The challenges facing construction are considerable. So are the opportunities. Construction has been rewarded for its commitment to training and past successes by becoming a pioneer for a new approach to the expenditure of public money on sector-specific skills development. That is encouraging. It is also a huge responsibility. We have to get it right, or the politicians will ask themselves whether this is indeed the right way forward. And to get it right, the industry has to be prepared to fulfil its own responsibilities.
We can’t complain about the quantity or quality of recruits coming through the education system if firms cannot provide even enough placements for current numbers of would-be apprentices. We will do all we can to promote a positive image of construction, but this has to be matched by the reality on the ground, and the ability and willingness of firms to take on new entrants and train them.
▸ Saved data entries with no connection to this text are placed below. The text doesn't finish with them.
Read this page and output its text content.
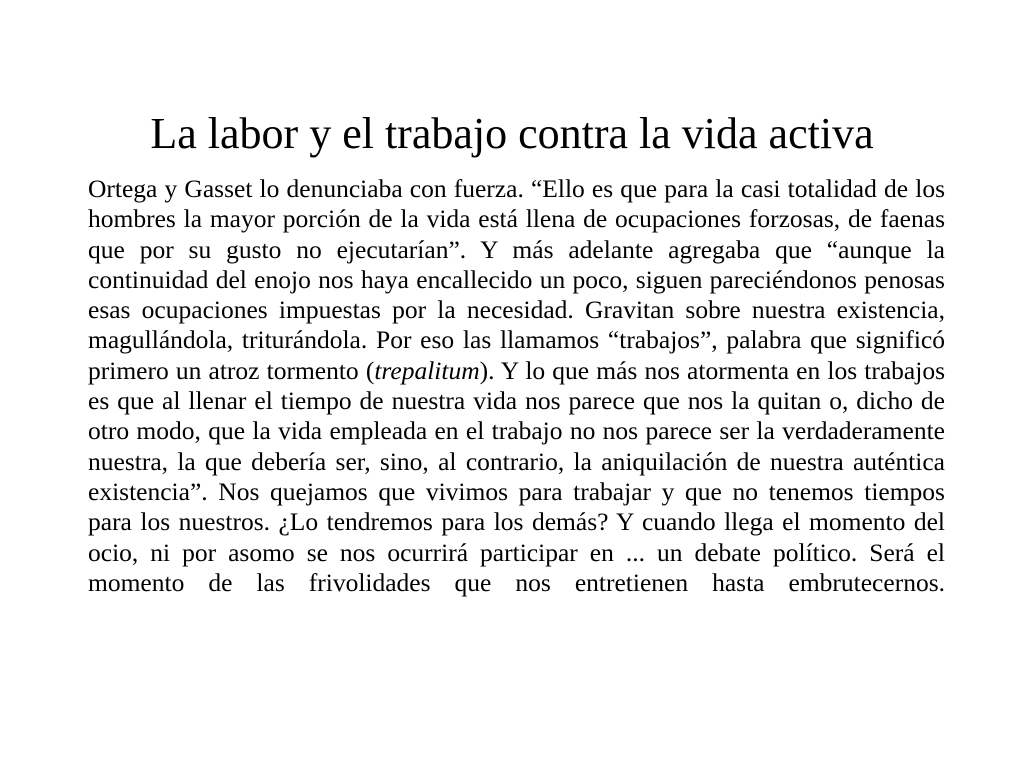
La labor y el trabajo contra la vida activa

Ortega y Gasset lo denunciaba con fuerza. “Ello es que para la casi totalidad de los hombres la mayor porción de la vida está llena de ocupaciones forzosas, de faenas que por su gusto no ejecutarían”. Y más adelante agregaba que “aunque la continuidad del enojo nos haya encallecido un poco, siguen pareciéndonos penosas esas ocupaciones impuestas por la necesidad. Gravitan sobre nuestra existencia, magullándola, triturándola. Por eso las llamamos “trabajos”, palabra que significó primero un atroz tormento (trepalitum). Y lo que más nos atormenta en los trabajos es que al llenar el tiempo de nuestra vida nos parece que nos la quitan o, dicho de otro modo, que la vida empleada en el trabajo no nos parece ser la verdaderamente nuestra, la que debería ser, sino, al contrario, la aniquilación de nuestra auténtica existencia”. Nos quejamos que vivimos para trabajar y que no tenemos tiempos para los nuestros. ¿Lo tendremos para los demás? Y cuando llega el momento del ocio, ni por asomo se nos ocurrirá participar en ... un debate político. Será el momento de las frivolidades que nos entretienen hasta embrutecernos.
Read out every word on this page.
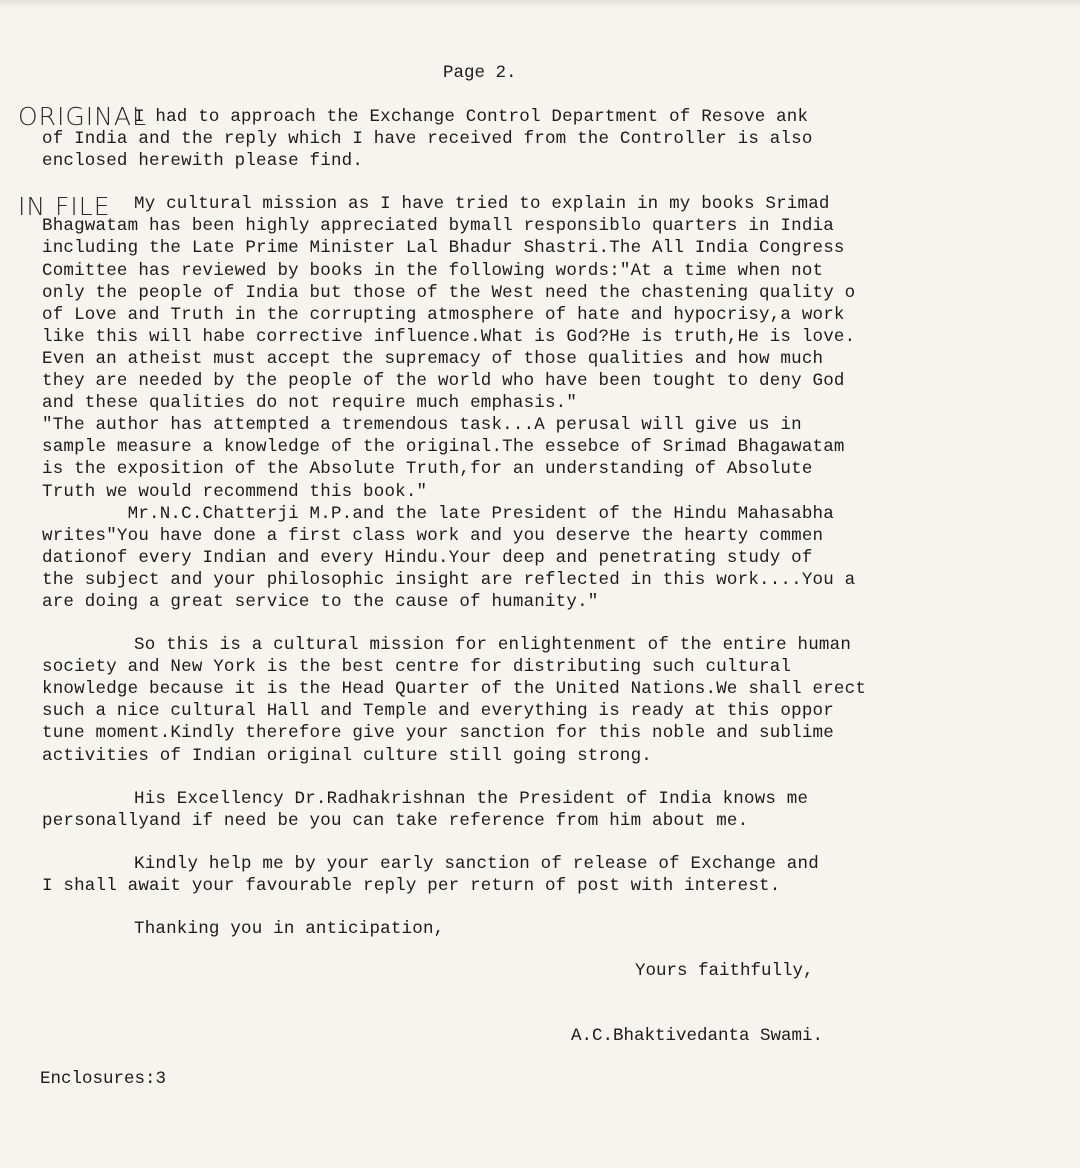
ORIGINAL

IN FILE

Page 2.
I had to approach the Exchange Control Department of Resove ank
of India and the reply which I have received from the Controller is also
enclosed herewith please find.
My cultural mission as I have tried to explain in my books Srimad
Bhagwatam has been highly appreciated bymall responsiblo quarters in India
including the Late Prime Minister Lal Bhadur Shastri.The All India Congress
Comittee has reviewed by books in the following words:"At a time when not
only the people of India but those of the West need the chastening quality o
of Love and Truth in the corrupting atmosphere of hate and hypocrisy,a work
like this will habe corrective influence.What is God?He is truth,He is love.
Even an atheist must accept the supremacy of those qualities and how much
they are needed by the people of the world who have been tought to deny God
and these qualities do not require much emphasis."
"The author has attempted a tremendous task...A perusal will give us in
sample measure a knowledge of the original.The essebce of Srimad Bhagawatam
is the exposition of the Absolute Truth,for an understanding of Absolute
Truth we would recommend this book."
Mr.N.C.Chatterji M.P.and the late President of the Hindu Mahasabha
writes"You have done a first class work and you deserve the hearty commen
dationof every Indian and every Hindu.Your deep and penetrating study of
the subject and your philosophic insight are reflected in this work....You a
are doing a great service to the cause of humanity."
So this is a cultural mission for enlightenment of the entire human
society and New York is the best centre for distributing such cultural
knowledge because it is the Head Quarter of the United Nations.We shall erect
such a nice cultural Hall and Temple and everything is ready at this oppor
tune moment.Kindly therefore give your sanction for this noble and sublime
activities of Indian original culture still going strong.
His Excellency Dr.Radhakrishnan the President of India knows me
personallyand if need be you can take reference from him about me.
Kindly help me by your early sanction of release of Exchange and
I shall await your favourable reply per return of post with interest.
Thanking you in anticipation,
Yours faithfully,
A.C.Bhaktivedanta Swami.
Enclosures:3
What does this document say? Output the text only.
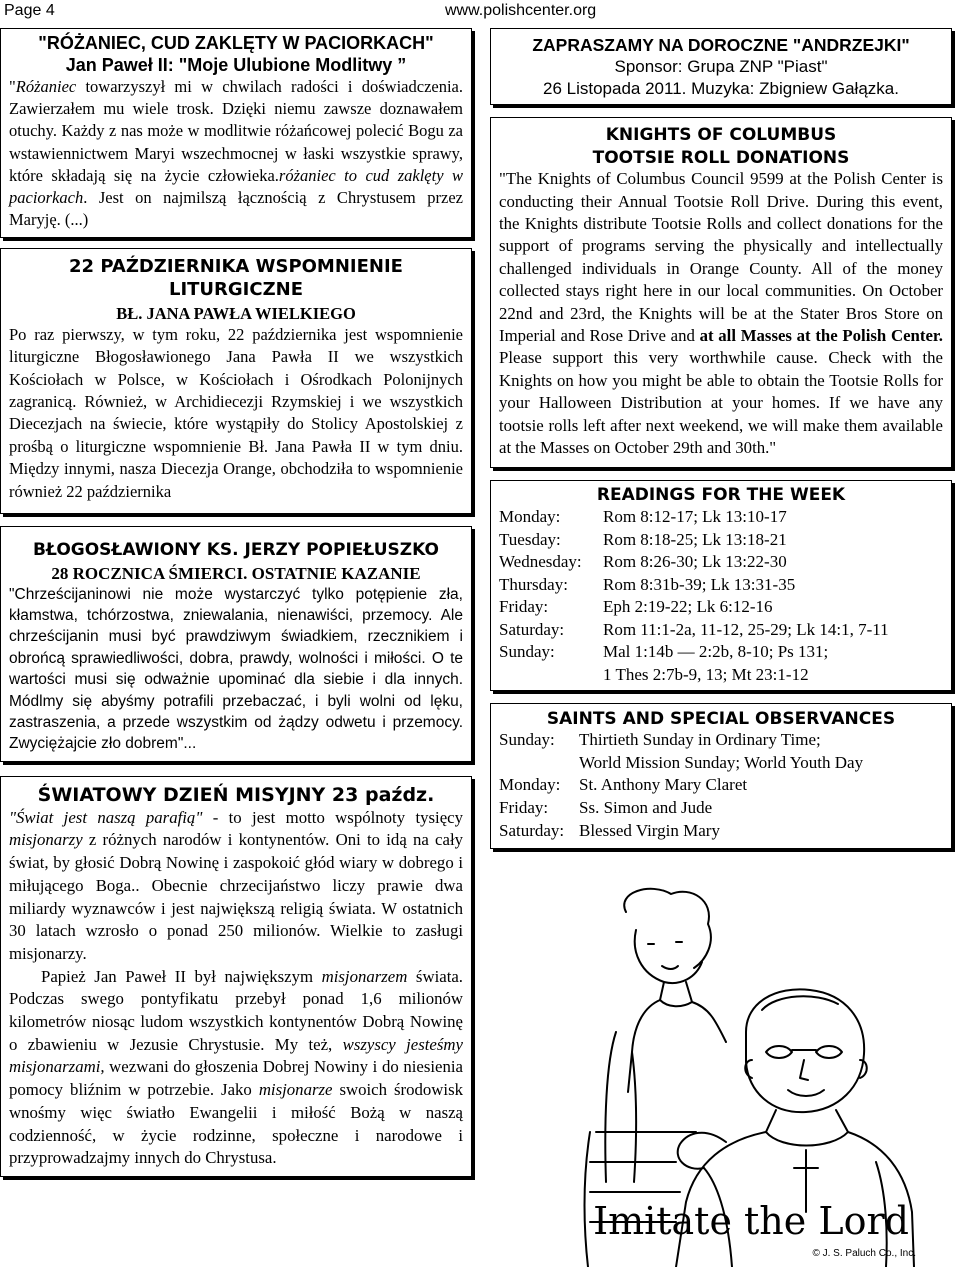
Page 4	www.polishcenter.org
"RÓŻANIEC, CUD ZAKLĘTY W PACIORKACH"
Jan Paweł II: "Moje Ulubione Modlitwy ”

"Różaniec towarzyszył mi w chwilach radości i doświadczenia. Zawierzałem mu wiele trosk. Dzięki niemu zawsze doznawałem otuchy. Każdy z nas może w modlitwie różańcowej polecić Bogu za wstawiennictwem Maryi wszechmocnej w łaski wszystkie sprawy, które składają się na życie człowieka.różaniec to cud zaklęty w paciorkach. Jest on najmilszą łącznością z Chrystusem przez Maryję. (...)

22 PAŹDZIERNIKA WSPOMNIENIE
LITURGICZNE
BŁ. JANA PAWŁA WIELKIEGO

Po raz pierwszy, w tym roku, 22 października jest wspomnienie liturgiczne Błogosławionego Jana Pawła II we wszystkich Kościołach w Polsce, w Kościołach i Ośrodkach Polonijnych zagranicą. Również, w Archidiecezji Rzymskiej i we wszystkich Diecezjach na świecie, które wystąpiły do Stolicy Apostolskiej z prośbą o liturgiczne wspomnienie Bł. Jana Pawła II w tym dniu. Między innymi, nasza Diecezja Orange, obchodziła to wspomnienie również 22 października

BŁOGOSŁAWIONY KS. JERZY POPIEŁUSZKO
28 ROCZNICA ŚMIERCI. OSTATNIE KAZANIE

"Chrześcijaninowi nie może wystarczyć tylko potępienie zła, kłamstwa, tchórzostwa, zniewalania, nienawiści, przemocy. Ale chrześcijanin musi być prawdziwym świadkiem, rzecznikiem i obrońcą sprawiedliwości, dobra, prawdy, wolności i miłości. O te wartości musi się odważnie upominać dla siebie i dla innych. Módlmy się abyśmy potrafili przebaczać, i byli wolni od lęku, zastraszenia, a przede wszystkim od żądzy odwetu i przemocy. Zwyciężajcie zło dobrem"...

ŚWIATOWY DZIEŃ MISYJNY 23 paźdz.

"Świat jest naszą parafią" - to jest motto wspólnoty tysięcy misjonarzy z różnych narodów i kontynentów. Oni to idą na cały świat, by głosić Dobrą Nowinę i zaspokoić głód wiary w dobrego i miłującego Boga.. Obecnie chrzecijaństwo liczy prawie dwa miliardy wyznawców i jest największą religią świata. W ostatnich 30 latach wzrosło o ponad 250 milionów. Wielkie to zasługi misjonarzy.

Papież Jan Paweł II był największym misjonarzem świata. Podczas swego pontyfikatu przebył ponad 1,6 milionów kilometrów niosąc ludom wszystkich kontynentów Dobrą Nowinę o zbawieniu w Jezusie Chrystusie. My też, wszyscy jesteśmy misjonarzami, wezwani do głoszenia Dobrej Nowiny i do niesienia pomocy bliźnim w potrzebie. Jako misjonarze swoich środowisk wnośmy więc światło Ewangelii i miłość Bożą w naszą codzienność, w życie rodzinne, społeczne i narodowe i przyprowadzajmy innych do Chrystusa.

ZAPRASZAMY NA DOROCZNE "ANDRZEJKI"
Sponsor: Grupa ZNP "Piast"
26 Listopada 2011. Muzyka: Zbigniew Gałązka.
KNIGHTS OF COLUMBUS
TOOTSIE ROLL DONATIONS

"The Knights of Columbus Council 9599 at the Polish Center is conducting their Annual Tootsie Roll Drive. During this event, the Knights distribute Tootsie Rolls and collect donations for the support of programs serving the physically and intellectually challenged individuals in Orange County. All of the money collected stays right here in our local communities. On October 22nd and 23rd, the Knights will be at the Stater Bros Store on Imperial and Rose Drive and at all Masses at the Polish Center. Please support this very worthwhile cause. Check with the Knights on how you might be able to obtain the Tootsie Rolls for your Halloween Distribution at your homes. If we have any tootsie rolls left after next weekend, we will make them available at the Masses on October 29th and 30th."

READINGS FOR THE WEEK
Monday:	Rom 8:12-17; Lk 13:10-17
Tuesday:	Rom 8:18-25; Lk 13:18-21
Wednesday:	Rom 8:26-30; Lk 13:22-30
Thursday:	Rom 8:31b-39; Lk 13:31-35
Friday:	Eph 2:19-22; Lk 6:12-16
Saturday:	Rom 11:1-2a, 11-12, 25-29; Lk 14:1, 7-11
Sunday:	Mal 1:14b — 2:2b, 8-10; Ps 131;
	1 Thes 2:7b-9, 13; Mt 23:1-12
SAINTS AND SPECIAL OBSERVANCES
Sunday:	Thirtieth Sunday in Ordinary Time;
	World Mission Sunday; World Youth Day
Monday:	St. Anthony Mary Claret
Friday:	Ss. Simon and Jude
Saturday:	Blessed Virgin Mary
Imitate the Lord
© J. S. Paluch Co., Inc.
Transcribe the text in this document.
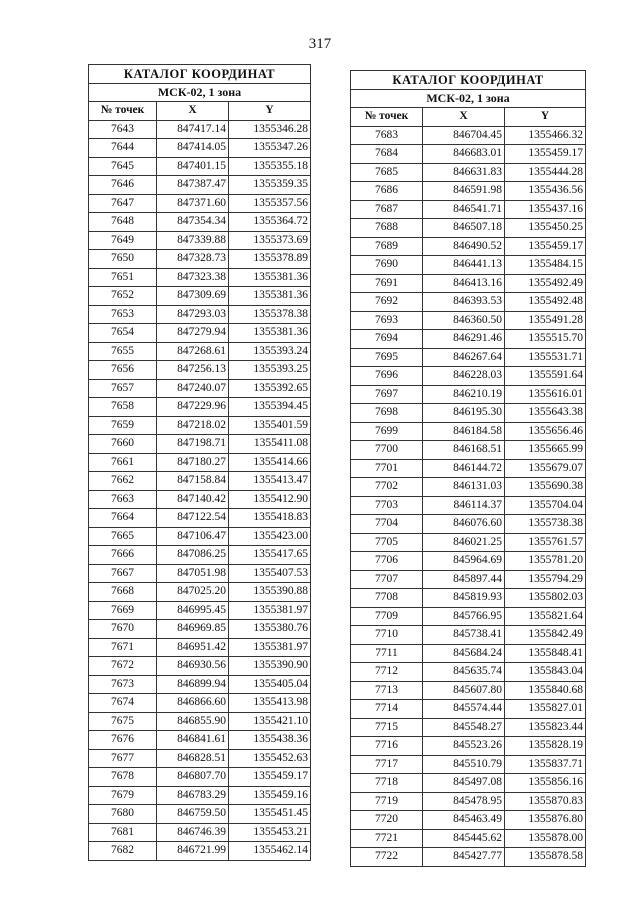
317
КАТАЛОГ КООРДИНАТ		
МСК-02, 1 зона		
№ точек	X	Y
7643	847417.14	1355346.28
7644	847414.05	1355347.26
7645	847401.15	1355355.18
7646	847387.47	1355359.35
7647	847371.60	1355357.56
7648	847354.34	1355364.72
7649	847339.88	1355373.69
7650	847328.73	1355378.89
7651	847323.38	1355381.36
7652	847309.69	1355381.36
7653	847293.03	1355378.38
7654	847279.94	1355381.36
7655	847268.61	1355393.24
7656	847256.13	1355393.25
7657	847240.07	1355392.65
7658	847229.96	1355394.45
7659	847218.02	1355401.59
7660	847198.71	1355411.08
7661	847180.27	1355414.66
7662	847158.84	1355413.47
7663	847140.42	1355412.90
7664	847122.54	1355418.83
7665	847106.47	1355423.00
7666	847086.25	1355417.65
7667	847051.98	1355407.53
7668	847025.20	1355390.88
7669	846995.45	1355381.97
7670	846969.85	1355380.76
7671	846951.42	1355381.97
7672	846930.56	1355390.90
7673	846899.94	1355405.04
7674	846866.60	1355413.98
7675	846855.90	1355421.10
7676	846841.61	1355438.36
7677	846828.51	1355452.63
7678	846807.70	1355459.17
7679	846783.29	1355459.16
7680	846759.50	1355451.45
7681	846746.39	1355453.21
7682	846721.99	1355462.14
КАТАЛОГ КООРДИНАТ		
МСК-02, 1 зона		
№ точек	X	Y
7683	846704.45	1355466.32
7684	846683.01	1355459.17
7685	846631.83	1355444.28
7686	846591.98	1355436.56
7687	846541.71	1355437.16
7688	846507.18	1355450.25
7689	846490.52	1355459.17
7690	846441.13	1355484.15
7691	846413.16	1355492.49
7692	846393.53	1355492.48
7693	846360.50	1355491.28
7694	846291.46	1355515.70
7695	846267.64	1355531.71
7696	846228.03	1355591.64
7697	846210.19	1355616.01
7698	846195.30	1355643.38
7699	846184.58	1355656.46
7700	846168.51	1355665.99
7701	846144.72	1355679.07
7702	846131.03	1355690.38
7703	846114.37	1355704.04
7704	846076.60	1355738.38
7705	846021.25	1355761.57
7706	845964.69	1355781.20
7707	845897.44	1355794.29
7708	845819.93	1355802.03
7709	845766.95	1355821.64
7710	845738.41	1355842.49
7711	845684.24	1355848.41
7712	845635.74	1355843.04
7713	845607.80	1355840.68
7714	845574.44	1355827.01
7715	845548.27	1355823.44
7716	845523.26	1355828.19
7717	845510.79	1355837.71
7718	845497.08	1355856.16
7719	845478.95	1355870.83
7720	845463.49	1355876.80
7721	845445.62	1355878.00
7722	845427.77	1355878.58
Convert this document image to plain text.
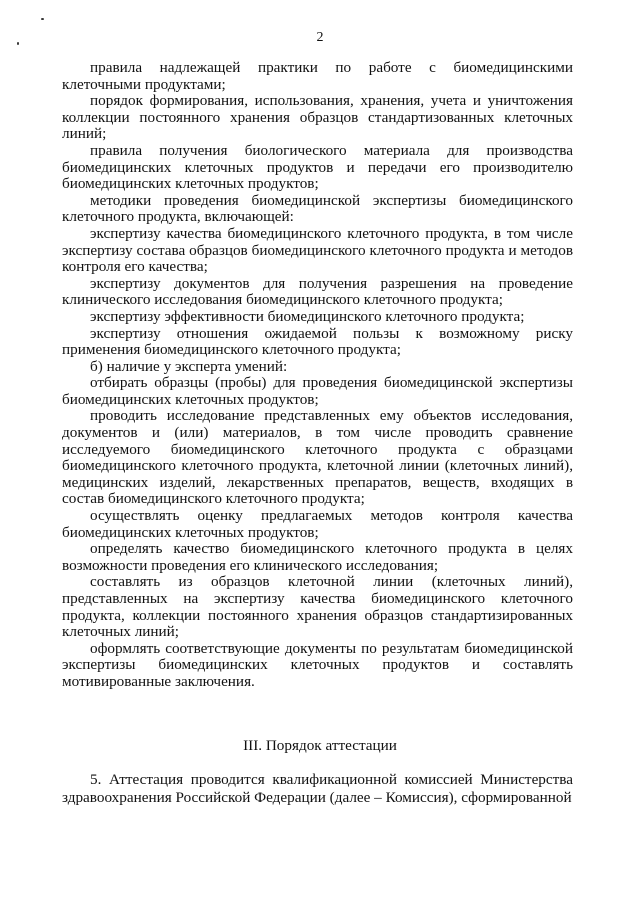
2

правила надлежащей практики по работе с биомедицинскими клеточными продуктами;

порядок формирования, использования, хранения, учета и уничтожения коллекции постоянного хранения образцов стандартизованных клеточных линий;

правила получения биологического материала для производства биомедицинских клеточных продуктов и передачи его производителю биомедицинских клеточных продуктов;

методики проведения биомедицинской экспертизы биомедицинского клеточного продукта, включающей:

экспертизу качества биомедицинского клеточного продукта, в том числе экспертизу состава образцов биомедицинского клеточного продукта и методов контроля его качества;

экспертизу документов для получения разрешения на проведение клинического исследования биомедицинского клеточного продукта;

экспертизу эффективности биомедицинского клеточного продукта;

экспертизу отношения ожидаемой пользы к возможному риску применения биомедицинского клеточного продукта;

б) наличие у эксперта умений:

отбирать образцы (пробы) для проведения биомедицинской экспертизы биомедицинских клеточных продуктов;

проводить исследование представленных ему объектов исследования, документов и (или) материалов, в том числе проводить сравнение исследуемого биомедицинского клеточного продукта с образцами биомедицинского клеточного продукта, клеточной линии (клеточных линий), медицинских изделий, лекарственных препаратов, веществ, входящих в состав биомедицинского клеточного продукта;

осуществлять оценку предлагаемых методов контроля качества биомедицинских клеточных продуктов;

определять качество биомедицинского клеточного продукта в целях возможности проведения его клинического исследования;

составлять из образцов клеточной линии (клеточных линий), представленных на экспертизу качества биомедицинского клеточного продукта, коллекции постоянного хранения образцов стандартизированных клеточных линий;

оформлять соответствующие документы по результатам биомедицинской экспертизы биомедицинских клеточных продуктов и составлять мотивированные заключения.

III. Порядок аттестации

5. Аттестация проводится квалификационной комиссией Министерства здравоохранения Российской Федерации (далее – Комиссия), сформированной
You represent the finest traditions of craft skills. It is an area in which this country can claim to have been the equal of the best, if not the best, in the world. My ambition for the construction industry is to see a highly-skilled workforce, at every level. Ours is a great industry, a creative industry, a proud industry. We need to reinforce the message of its achievements so that we recruit more young men and women of high calibre and indeed not so young. We need far more women and far more people from black and ethnic groups so that our industry looks more like modern Britain. And we need to be world beaters. We need, in four words, nothing but the best. That has always been the role of the historic livery companies. In a global economy, nothing less is good enough for clients. And that is what, with your help and that of many other associations and organisations, CITB-ConstructionSkills is determined to achieve.